Pada saat pelaksanaannya, warga desa berbondong-bondong
menuju ke meunasah dan para warga dari desa lain juga undang untuk menikmati
hidangan maulid. Namun, sebelum menikmati hidangan maulid, terlebih dahulu
dilakukan zikir maulid secara berkelompok dan teratur. Setelah itu, baru
dilanjutkan dengan acara kenduri maulid.
Panitia akan membagikan nasi dan juga lauk pauknya kepada
warga yang telah duduk teratur untuk disantap saat itu. Setelah itu, panitia
kembali membagikan ketan dan juga satu sisir pisang, bahkan nasi dan lauk pauk
juga kepada warga untuk dibawa pulang kerumah. Ada kebanggaan bagi warga yang
berkenduri, apabila makanan yang dikendurikan olehnya habis dimakan dan dibawa
pulang oleh warga lainnya.
Untuk pelaksanaan kenduri maulid ini, dilaksanakan pada
siang hari, sedangkan pada malam harinya kegiatan dilanjutkan dengan ceramah
agama dengan mengundang mubaligh. Biasanya para mubaligh yang terkenal akan
diundang untuk mengisi tausiyah agama.
Pada malam harinya, warga baik tua maupun muda, pria maupun
wanita berbondong-bondong menuju ke meunasah untuk menyaksikan dan mendengarkan
ceramah agama. Bahkan warga juga ikut membawa alas duduk masing-masing dari
rumah agar dapat lebih leluasa mendengarkan ceramah agama dilapangan terbuka.

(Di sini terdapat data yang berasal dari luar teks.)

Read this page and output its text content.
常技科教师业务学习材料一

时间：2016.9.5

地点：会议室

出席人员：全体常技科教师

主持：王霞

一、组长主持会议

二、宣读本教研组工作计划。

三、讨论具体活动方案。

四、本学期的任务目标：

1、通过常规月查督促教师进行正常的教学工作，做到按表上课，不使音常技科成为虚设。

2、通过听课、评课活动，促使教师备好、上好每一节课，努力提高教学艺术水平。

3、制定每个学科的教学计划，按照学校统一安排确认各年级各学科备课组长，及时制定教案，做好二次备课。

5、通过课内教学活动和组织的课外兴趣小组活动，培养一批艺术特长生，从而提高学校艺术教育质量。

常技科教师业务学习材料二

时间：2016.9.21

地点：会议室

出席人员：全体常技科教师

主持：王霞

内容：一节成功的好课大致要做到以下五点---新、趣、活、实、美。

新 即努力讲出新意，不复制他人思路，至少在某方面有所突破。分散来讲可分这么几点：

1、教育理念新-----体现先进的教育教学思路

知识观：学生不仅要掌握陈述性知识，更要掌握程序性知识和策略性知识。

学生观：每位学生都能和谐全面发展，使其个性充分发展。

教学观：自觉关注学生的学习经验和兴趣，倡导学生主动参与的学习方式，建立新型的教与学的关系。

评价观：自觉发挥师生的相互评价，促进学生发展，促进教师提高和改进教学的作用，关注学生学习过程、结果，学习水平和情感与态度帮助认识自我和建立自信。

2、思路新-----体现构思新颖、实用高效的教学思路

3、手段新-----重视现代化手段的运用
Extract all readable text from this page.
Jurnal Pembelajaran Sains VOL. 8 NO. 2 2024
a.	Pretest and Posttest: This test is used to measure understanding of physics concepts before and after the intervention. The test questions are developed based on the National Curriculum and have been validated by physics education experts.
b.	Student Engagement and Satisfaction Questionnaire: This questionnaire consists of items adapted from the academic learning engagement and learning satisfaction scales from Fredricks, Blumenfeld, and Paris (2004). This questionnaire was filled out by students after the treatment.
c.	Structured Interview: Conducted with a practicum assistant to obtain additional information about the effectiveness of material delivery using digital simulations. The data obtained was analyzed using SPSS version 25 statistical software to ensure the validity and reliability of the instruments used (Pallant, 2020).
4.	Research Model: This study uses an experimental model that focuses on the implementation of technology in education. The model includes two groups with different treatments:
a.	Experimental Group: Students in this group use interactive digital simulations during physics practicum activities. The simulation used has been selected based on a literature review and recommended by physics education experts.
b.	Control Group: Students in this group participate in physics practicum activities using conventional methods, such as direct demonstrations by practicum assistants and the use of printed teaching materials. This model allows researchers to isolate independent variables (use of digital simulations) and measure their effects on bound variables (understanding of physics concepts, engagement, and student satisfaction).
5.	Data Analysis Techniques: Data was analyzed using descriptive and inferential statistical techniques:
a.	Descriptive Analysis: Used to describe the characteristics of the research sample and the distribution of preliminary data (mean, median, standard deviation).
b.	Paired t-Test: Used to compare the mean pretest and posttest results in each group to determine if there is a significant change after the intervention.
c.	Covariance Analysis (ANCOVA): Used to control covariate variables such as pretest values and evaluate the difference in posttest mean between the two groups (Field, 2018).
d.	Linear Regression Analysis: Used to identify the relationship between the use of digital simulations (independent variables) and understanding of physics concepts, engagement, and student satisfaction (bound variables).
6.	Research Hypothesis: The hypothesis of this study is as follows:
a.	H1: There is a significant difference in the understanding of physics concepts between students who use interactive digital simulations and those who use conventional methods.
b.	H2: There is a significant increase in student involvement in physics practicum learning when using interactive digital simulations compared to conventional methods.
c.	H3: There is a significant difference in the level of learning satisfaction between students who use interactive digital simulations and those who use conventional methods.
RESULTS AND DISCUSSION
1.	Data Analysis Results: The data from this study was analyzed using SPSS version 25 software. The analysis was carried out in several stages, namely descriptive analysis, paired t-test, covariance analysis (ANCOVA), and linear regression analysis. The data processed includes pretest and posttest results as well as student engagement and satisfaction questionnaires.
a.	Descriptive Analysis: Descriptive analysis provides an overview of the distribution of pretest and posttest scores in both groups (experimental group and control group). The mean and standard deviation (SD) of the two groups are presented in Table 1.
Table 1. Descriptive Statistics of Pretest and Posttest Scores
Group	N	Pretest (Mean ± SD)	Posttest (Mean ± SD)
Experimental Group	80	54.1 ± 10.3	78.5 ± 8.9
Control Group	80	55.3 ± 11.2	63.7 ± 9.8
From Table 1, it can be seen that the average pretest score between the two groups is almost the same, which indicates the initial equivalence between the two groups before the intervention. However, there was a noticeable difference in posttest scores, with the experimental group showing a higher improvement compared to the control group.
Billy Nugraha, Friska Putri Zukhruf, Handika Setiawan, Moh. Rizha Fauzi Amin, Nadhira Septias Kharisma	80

Begitulah kemeriahan pelaksanaan tradisi maulid di Aceh,
seluruh warga larut dalam berbagai proses pelaksanaannya. Masa pelaksanaan
kenduri maulid ini juga berlangsung selama 3 bulan seperti disebutkan diatas.
Kenduri maulid bagi masyarakat Aceh telah menjadi tradisi dan dilaksanakan
secara turun temurun. Pelaksanaan peringatan maulid merupakan salah satu contoh
semangat kecintaan terhadap Nabi Muhammad SAW, yang telah membawa perubahan
dalam hidup manusia ke jalan yang benar.
Disebut-sebut, bahwa kemeriahan perayaan Maulid Nabi di Aceh
memiliki dasar sejarah yang kuat, bahkan dalam sebuah surat wasiat Sultan Aceh
yang diterbitkan pada 12 Rabiul Awal 913 Hijriah atau 23 Juli 1507, oleh Sultan
Ali Mughayat Syah yang ditemukan Tan Sri Sanusi Junid, setelah diterjemahkan
salah satu poinnya adalah mengenai pelaksanaan Maulid Nabi yang dapat
menyambung tali silaturahmi antargampong di Kerajaan Aceh Darussalam.